In the Gospel today, there is at first a note of relief that Jesus is found unharmed. But a more ominous note sounds when Jesus declares he must be in his Father’s house. We already know the end of the story. We know that as Jesus builds a new family to abide in his Father’s house, he will offend some religious leaders by filling in the empty places at the table with people whom others did not consider part of the family. Jesus claimed that all these unwanted folk were God’s beloved children.

The Gospel episode ends with Jesus returning to Nazareth with Mary and Joseph, saying that he “was obedient to them” and that he “advanced in wisdom and age and favor.” We sometimes imagine Jesus as a reluctant teen, who has to continue to abide by his earthly parents’ rules even as he feels he must begin to pursue his life’s work in response to God’s call. Throughout his opening chapters, however, Luke has portrayed Jesus’ earthly parents as utterly Law-observant and completely conforming themselves to God’s will.

There is no tension between what God asks and what they choose to do. Mary assents to Gabriel, even though she does not understand everything that is asked of her. Mary and Joseph obediently have their child circumcised after eight days and then present him in the Temple in Jerusalem, as the Law prescribes. Every year, they go to Jerusalem for the feast of Passover. We might see, then, in the ending of today’s Gospel that there is no conflict between Jesus’ obedience to Mary and Joseph and his obedience to the will of God. Rather, it is Mary and Joseph who have taught Jesus how to recognize the call of God and how to be obedient to it.

It is in their home in Nazareth that he will continue to grow in wisdom and grace and in the ability to discern what is obedience to God.
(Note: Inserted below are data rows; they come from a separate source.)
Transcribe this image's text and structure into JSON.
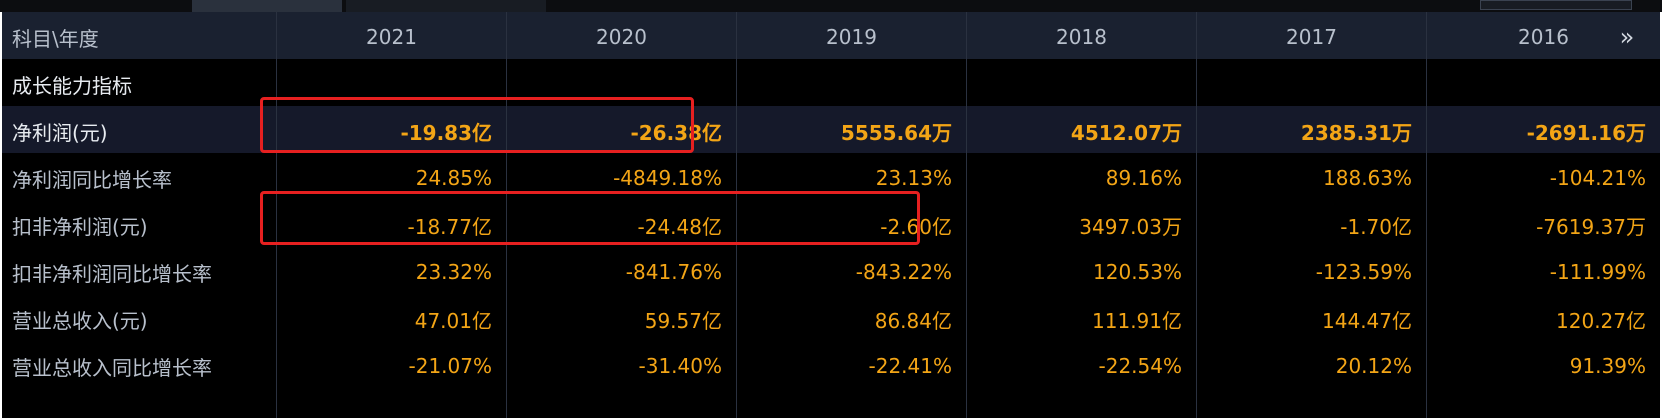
{
  "table": {
    "header": {
      "label": "科目\\年度",
      "years": [
        "2021",
        "2020",
        "2019",
        "2018",
        "2017",
        "2016"
      ],
      "more_icon": "double-chevron-right-icon",
      "more_glyph": "»"
    },
    "rows": [
      {
        "label": "成长能力指标",
        "values": [
          "",
          "",
          "",
          "",
          "",
          ""
        ]
      },
      {
        "label": "净利润(元)",
        "values": [
          "-19.83亿",
          "-26.38亿",
          "5555.64万",
          "4512.07万",
          "2385.31万",
          "-2691.16万"
        ]
      },
      {
        "label": "净利润同比增长率",
        "values": [
          "24.85%",
          "-4849.18%",
          "23.13%",
          "89.16%",
          "188.63%",
          "-104.21%"
        ]
      },
      {
        "label": "扣非净利润(元)",
        "values": [
          "-18.77亿",
          "-24.48亿",
          "-2.60亿",
          "3497.03万",
          "-1.70亿",
          "-7619.37万"
        ]
      },
      {
        "label": "扣非净利润同比增长率",
        "values": [
          "23.32%",
          "-841.76%",
          "-843.22%",
          "120.53%",
          "-123.59%",
          "-111.99%"
        ]
      },
      {
        "label": "营业总收入(元)",
        "values": [
          "47.01亿",
          "59.57亿",
          "86.84亿",
          "111.91亿",
          "144.47亿",
          "120.27亿"
        ]
      },
      {
        "label": "营业总收入同比增长率",
        "values": [
          "-21.07%",
          "-31.40%",
          "-22.41%",
          "-22.54%",
          "20.12%",
          "91.39%"
        ]
      }
    ]
  },
  "colors": {
    "value_orange": "#f3a516",
    "label_gray": "#b8c0cc",
    "annotation_red": "#e62020"
  }
}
It is through his earthly parents that Jesus will come to understand how precious and beloved he is as God’s chosen one. It is from listening to his mother’s song, which dreams of the hungry being well fed and the lowly lifted up, that Jesus learns obedience to God’s inclusive love.

We too learn in our homes that we are already God’s beloved children, as the reading from 1 John asserts. It is not a privilege to be earned, but a gift already bestowed. And just as Hannah longed fervently for Samuel, so God longs to dandle each of us on her knee and wrap us in her loving arms. We already have a place at the table in God’s family and are invited to remain there.
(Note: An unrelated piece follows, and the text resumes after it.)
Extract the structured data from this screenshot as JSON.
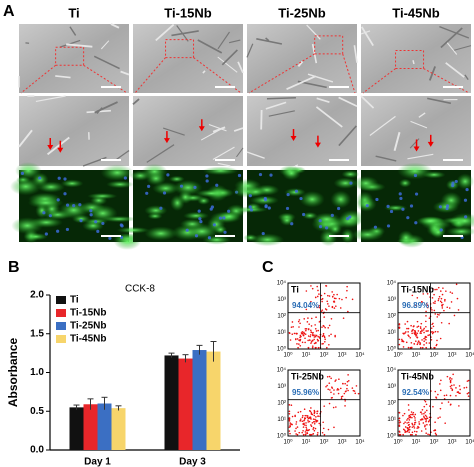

As the second reading reminds us, we make the family resemblance visible in our shared belief in the Son and in our obedience to the command to love one another. When we gather as church, as God’s family, we find healing and forgiveness from all that is not perfect in our birth families. There are no empty places at the table at God’s family reunions, where all the lost come home and grow in wisdom through obedience to the source of love.